Ahmed Yousef non è più il consigliere dell’ex premier e ora leader dell’ufficio politico di Hamas Ismail Haniyeh, resta però uno dei “teorici” del movimento islamico. È considerato uno degli artefici degli emendamenti allo Statuto di Hamas del 1988 annunciati nei giorni scorsi con cui gli islamisti hanno accettato l’idea della creazione di uno Stato palestinese solo in Cisgiordania e Gaza senza riconoscere Israele e rinunciare alla lotta armata. Modifiche che hanno fatto parlare di svolta “moderata” e di “segnali” inviati all’Occidente e al mondo arabo dall’organizzazione fondata trent’anni fa dallo sceicco Ahmed Yassin poco dopo l’inizio della prima Intifada. Segnali che, ad oggi, non sono stati accolti mentre Israele, per bocca dello stesso primo ministro Netanyahu, smentisce l’esistenza di novità nello Statuto e afferma che Hamas resta impegnato nella distruzione dello Stato ebraico. Il partito laico Fatah da parte sua ha criticato duramente Hamas per averlo accusato di «tradimento» durante e dopo la firma degli Accordi di Oslo con Israele nel 1993 per poi giungere, 24 anni dopo, alla accettazione del compromesso territoriale con lo Stato ebraico.

«È presto per valutare le reazioni internazionali e delle altre forze politiche palestinesi» ci dice Yousef accogliendoci nel suo ufficio, House of Wisdom, in un edificio sul lungomare di Gaza city. «La cosa più rilevante al momento – aggiunge – è aver fatto delle modifiche che non erano più rinviabili. Lo Statuto del 1988 fu scritto con il linguaggio di quel periodo e non era più rappresentativo di Hamas come lo conosciamo oggi. L’autore di quel testo e chi lo ha assistito non avevano tenuto conto del diritto e della diplomazia che oggi non si possono ignorare». Cambiamenti che non tutti in Hamas hanno accettato di buon grado. Qualche giorno fa, uno dei fondatori del movimento ed ex ministro degli esteri Mahmoud Zahar, ha negato che lo Statuto emendato rappresenti una «strada nuova», in modo da sconfessare la svolta che non ha gradito. Con Zahar sarebbe schierato il leader di Hamas a Gaza ed esponente di punta dell’ala armata Yahya Sinwar contrario alle aperture fatte all’Olp controllata da Fatah e presieduta da Abu Mazen.

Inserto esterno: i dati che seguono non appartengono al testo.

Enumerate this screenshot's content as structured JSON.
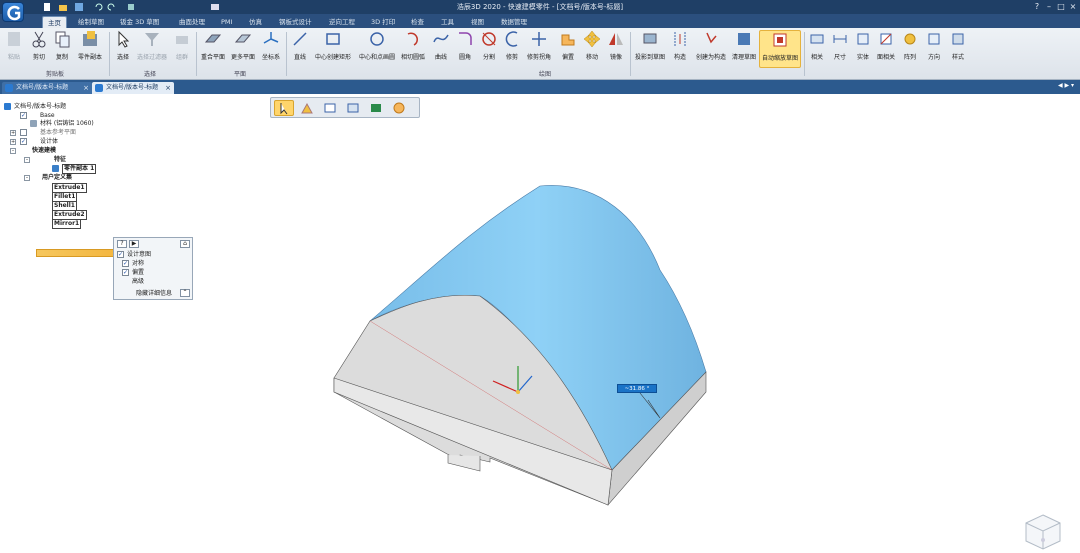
{
  "window": {
    "title": "浩辰3D 2020 - 快速建模零件 - [文档号/版本号-标题]",
    "controls": [
      "?",
      "–",
      "□",
      "×"
    ]
  },
  "tabs": [
    "主页",
    "绘制草图",
    "钣金 3D 草图",
    "曲面处理",
    "PMI",
    "仿真",
    "钢板式设计",
    "逆向工程",
    "3D 打印",
    "检查",
    "工具",
    "视图",
    "数据管理"
  ],
  "ribbon": {
    "tools": [
      {
        "label": "粘贴",
        "disabled": true
      },
      {
        "label": "剪切"
      },
      {
        "label": "复制"
      },
      {
        "label": "零件副本"
      },
      {
        "label": "选择"
      },
      {
        "label": "选择过滤器",
        "disabled": true
      },
      {
        "label": "组群",
        "disabled": true
      },
      {
        "label": "重合平面"
      },
      {
        "label": "更多平面"
      },
      {
        "label": "坐标系"
      },
      {
        "label": "直线"
      },
      {
        "label": "中心创建矩形"
      },
      {
        "label": "中心和点画圆"
      },
      {
        "label": "相切圆弧"
      },
      {
        "label": "曲线"
      },
      {
        "label": "圆角"
      },
      {
        "label": "分割"
      },
      {
        "label": "修剪"
      },
      {
        "label": "修剪拐角"
      },
      {
        "label": "偏置"
      },
      {
        "label": "移动"
      },
      {
        "label": "镜像"
      },
      {
        "label": "投影到草图"
      },
      {
        "label": "构造"
      },
      {
        "label": "创建为构造"
      },
      {
        "label": "清理草图"
      },
      {
        "label": "自动缩放草图",
        "active": true
      },
      {
        "label": "相关"
      },
      {
        "label": "尺寸"
      },
      {
        "label": "实体"
      },
      {
        "label": "面相关"
      },
      {
        "label": "阵列"
      },
      {
        "label": "方向"
      },
      {
        "label": "样式"
      }
    ],
    "groups": [
      "剪贴板",
      "选择",
      "平面",
      "绘图"
    ]
  },
  "doc_tabs": [
    "文档号/版本号-标题",
    "文档号/版本号-标题"
  ],
  "tree": {
    "root": "文档号/版本号-标题",
    "base": "Base",
    "material": "材料 (铝铸铝 1060)",
    "ref_planes": "基本参考平面",
    "design_body": "设计体",
    "quick_build": "快速建模",
    "features": "特征",
    "part_copy": "零件副本 1",
    "user_set": "用户定义集",
    "items": [
      "Extrude1",
      "Fillet1",
      "Shell1",
      "Extrude2",
      "Mirror1"
    ]
  },
  "panel": {
    "buttons": [
      "?",
      "▶",
      "⌂"
    ],
    "rows": [
      "设计意图",
      "对称",
      "偏置",
      "高级"
    ],
    "footer": "隐藏详细信息"
  },
  "dimension": {
    "value": "~31.86 °"
  },
  "colors": {
    "titlebar": "#1f3f66",
    "ribbon": "#e6ebf1",
    "model_top": "#7fc5ef",
    "model_side": "#ddd",
    "highlight": "#ffd56b"
  }
}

Yousef ammette l’esistenza di differenze, anche ampie, di opinione. «Hamas è una organizzazione complessa ed è normale che al suo interno vi siano visioni diverse» dice «il nuovo Statuto è frutto di un dibattito che è andato avanti per lungo tempo e di decisioni prese sulla base di un consenso adeguato. Comunque occorreva cambiare e su questo sono stati tutti d’accordo». In Medio oriente, aggiunge l’esponente, «sono intervenute trasformazioni importanti di cui il nostro movimento non può non tenere conto e mano mano che il ruolo di Hamas ha assunto dimensioni sempre più rilevanti non si poteva restare immobili». Yousef non nasconde che il rapporto con Israele resta il nodo centrale agli occhi della comunità internazionale. Sa che il mancato riconoscimento dell’esistenza di Israele ostacolerà il cammino di Hamas verso la sua legittimazione agli occhi dei Paesi occidentali alleati dello Stato ebraico. «L’Occidente guarda a questo tema da un unico punto di vista, Hamas fa un discorso diverso» spiega «Non disconosce che la Terra Santa abbia un valore enorme per le tre religioni monotestiche e che in essa vi siano alcuni dei luoghi più santi per queste fedi. Una soluzione perciò è possibile tra i popoli dell’Islam, del Cristianesimo e dell’Ebraismo. Hamas non è schierato contro gli Ebrei ma condanna il Sionismo e le sue politiche contro i diritti del popolo palestinese. Il nostro scontro è con il nazionalismo sionista non con l’Ebraismo».

Yousef infine riconosce che gli emendamenti allo Statuto e la presa di distanza dai Fratelli musulmani sono anche la conseguenza delle pressioni su Hamas giunte da alcuni Paesi islamici e che sono volti a migliorare le relazioni con varie capitali arabe, a cominciare dal Cairo. «Hamas – conclude – deve guardare al presente e più di tutto al futuro, facendo delle scelte razionali, quindi aderenti alla realtà senza per questo rinunciare ai suoi principi fondamentali».